Sonko weist Behauptungen zurück, neue Partei wolle Stimmen spalten

Der ehemalige Gouverneur von Nairobi Mike Sonko hat Behauptungen zurückgewiesen, dass seine neue National Economic Development Party (NEDP) darauf abzielt, Stimmen in bestimmten Regionen zu spalten. Die Partei wurde am Dienstag, dem 9. Dezember 2025, vom Büro des Registrars für politische Parteien (ORPP) genehmigt. Der Nandi-Senator Samson Cherargei hat die Entscheidung kritisiert und sie als verfassungswidrig für abgesetzte Führer bezeichnet.

Der ehemalige Gouverneur von Nairobi Mike Sonko erhielt das Registrierungszertifikat für die National Economic Development Party (NEDP) im ORPP-Hauptquartier in Westlands, Nairobi, am Dienstag, dem 9. Dezember 2025. Nach der Genehmigung erklärte Sonko: „Diejenigen, die sagen, ich werde benutzt, müssen aufhören. Ich habe das schon früher erwähnt, und ich werde es wiederholen. Ich bin Kenyaner, und es ist mein demokratisches Recht, eine politische Partei zu gründen.“ Er fügte hinzu: „Ich habe ein verfassungsmäßiges Recht auf eine politische Partei. Ich möchte alle Führer respektieren, aber das ist nicht richtig.“

Sonko wies die Behauptungen der Kritiker zurück, dass seine Partei eine „Schubkarre“ sei, die darauf ausgelegt ist, Stimmen zu spalten, und zog einen Vergleich zu Moses Kurias Chama cha Kazi, das bei den Nachwahlen in Mbeere North antrat.

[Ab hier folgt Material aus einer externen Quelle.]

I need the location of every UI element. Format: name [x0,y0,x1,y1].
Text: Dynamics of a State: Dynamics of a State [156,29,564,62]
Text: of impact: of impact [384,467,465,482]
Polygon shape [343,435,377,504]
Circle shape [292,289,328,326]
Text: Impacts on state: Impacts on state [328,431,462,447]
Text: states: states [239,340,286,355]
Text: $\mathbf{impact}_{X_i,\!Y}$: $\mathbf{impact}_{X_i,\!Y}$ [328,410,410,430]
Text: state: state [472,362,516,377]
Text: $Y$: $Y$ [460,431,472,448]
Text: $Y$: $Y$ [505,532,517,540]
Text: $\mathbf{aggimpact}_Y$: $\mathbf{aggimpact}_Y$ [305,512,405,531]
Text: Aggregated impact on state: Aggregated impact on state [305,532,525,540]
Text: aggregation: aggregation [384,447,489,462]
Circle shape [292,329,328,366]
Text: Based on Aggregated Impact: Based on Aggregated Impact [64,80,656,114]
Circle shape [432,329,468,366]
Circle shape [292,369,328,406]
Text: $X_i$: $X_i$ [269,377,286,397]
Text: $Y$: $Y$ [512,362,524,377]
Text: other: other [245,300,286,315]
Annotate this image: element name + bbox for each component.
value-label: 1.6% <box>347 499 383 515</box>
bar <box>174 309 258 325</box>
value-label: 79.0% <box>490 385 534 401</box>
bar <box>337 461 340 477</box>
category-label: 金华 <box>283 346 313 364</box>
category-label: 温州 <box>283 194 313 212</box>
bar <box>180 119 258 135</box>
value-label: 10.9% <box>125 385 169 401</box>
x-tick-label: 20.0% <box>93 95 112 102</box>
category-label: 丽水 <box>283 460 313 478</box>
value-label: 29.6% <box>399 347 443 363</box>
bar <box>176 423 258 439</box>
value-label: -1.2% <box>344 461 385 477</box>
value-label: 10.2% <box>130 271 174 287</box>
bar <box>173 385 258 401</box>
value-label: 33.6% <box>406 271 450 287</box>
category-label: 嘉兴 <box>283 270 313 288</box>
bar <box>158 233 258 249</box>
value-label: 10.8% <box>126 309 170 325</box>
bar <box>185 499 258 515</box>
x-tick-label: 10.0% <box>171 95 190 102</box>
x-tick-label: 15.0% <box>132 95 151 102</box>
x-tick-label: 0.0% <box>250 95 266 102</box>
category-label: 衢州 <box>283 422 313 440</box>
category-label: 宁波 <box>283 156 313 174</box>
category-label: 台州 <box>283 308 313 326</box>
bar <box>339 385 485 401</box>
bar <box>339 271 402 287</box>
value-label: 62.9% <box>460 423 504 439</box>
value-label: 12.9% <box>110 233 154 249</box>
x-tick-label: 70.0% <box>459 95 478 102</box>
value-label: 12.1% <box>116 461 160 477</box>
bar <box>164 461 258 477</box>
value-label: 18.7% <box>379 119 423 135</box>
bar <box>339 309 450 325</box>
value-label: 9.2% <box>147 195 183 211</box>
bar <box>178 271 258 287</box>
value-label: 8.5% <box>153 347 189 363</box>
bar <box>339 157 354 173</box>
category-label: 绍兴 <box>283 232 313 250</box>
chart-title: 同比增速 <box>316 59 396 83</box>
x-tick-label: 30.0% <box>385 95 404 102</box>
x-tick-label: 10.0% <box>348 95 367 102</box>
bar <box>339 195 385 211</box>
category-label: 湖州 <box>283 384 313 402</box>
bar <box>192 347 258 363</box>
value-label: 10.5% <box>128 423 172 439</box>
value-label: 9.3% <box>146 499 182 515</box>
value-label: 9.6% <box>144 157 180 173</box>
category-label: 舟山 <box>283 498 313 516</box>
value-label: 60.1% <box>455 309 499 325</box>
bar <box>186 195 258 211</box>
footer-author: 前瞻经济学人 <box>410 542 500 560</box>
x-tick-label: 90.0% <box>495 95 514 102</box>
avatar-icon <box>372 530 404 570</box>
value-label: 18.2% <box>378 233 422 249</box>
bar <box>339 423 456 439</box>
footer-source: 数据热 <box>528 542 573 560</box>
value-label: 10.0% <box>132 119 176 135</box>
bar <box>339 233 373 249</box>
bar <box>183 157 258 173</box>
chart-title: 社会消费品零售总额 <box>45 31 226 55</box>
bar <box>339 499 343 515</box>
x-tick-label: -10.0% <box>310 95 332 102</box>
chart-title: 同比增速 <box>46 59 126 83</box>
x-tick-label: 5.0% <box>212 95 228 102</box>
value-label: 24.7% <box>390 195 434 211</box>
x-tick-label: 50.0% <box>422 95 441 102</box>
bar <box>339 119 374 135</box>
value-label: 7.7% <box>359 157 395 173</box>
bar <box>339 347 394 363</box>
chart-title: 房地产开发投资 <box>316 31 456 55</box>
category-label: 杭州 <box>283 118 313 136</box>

Er merkte an, dass der ehemalige Vizepräsident Rigathi Gachagua behauptet hatte, Kurias Partei habe die Stimmen am Mount Kenya geteilt, um den Oppositionskandidaten zu schwächen. Sonko fuhr fort: „Wenn Sie denken, Ihre Partei ist besser als die aller anderen, ist das keine Demokratie. Tatsächlich ruinieren Sie Ihre eigenen Chancen. Wir wissen, wo die Stimmen sind, und wir stehen zu unserem Volk. Also stehen Sie zu Ihrem Volk.“

Die NEDP ist nun berechtigt, Kandidaten in jeder Nachwahl im ganzen Land aufzustellen. Allerdings hat der Nandi-Senator Samson Cherargei das ORPP scharf kritisiert und argumentiert, es sei verfassungswidrig, dass Sonko, der ehemalige Kiambu-Gouverneur Ferdinand Waititu und Rigathi Gachagua – alle durch Absetzungsverfahren entfernt – Parteien leiten. Cherargei erklärte, der Registrar für politische Parteien habe das verfassungsmäßige Kapitel über Führung und Integrität verletzt und solle rechtlich zur Rechenschaft gezogen werden. Er bezeichnete den Schritt als „Korruption auf höchstem Niveau“ und als widersprechend den in der Verfassung festgelegten politischen Freiheiten, obwohl die Verfassung jedem Bürger erlaubt, eine Partei zu gründen.

Sonko sagte, die NEDP ziele darauf ab, eine alternative Führung zu bieten, da die bestehenden Parteien versagt hätten, sinnvolle Lösungen für die Kenianer zu liefern.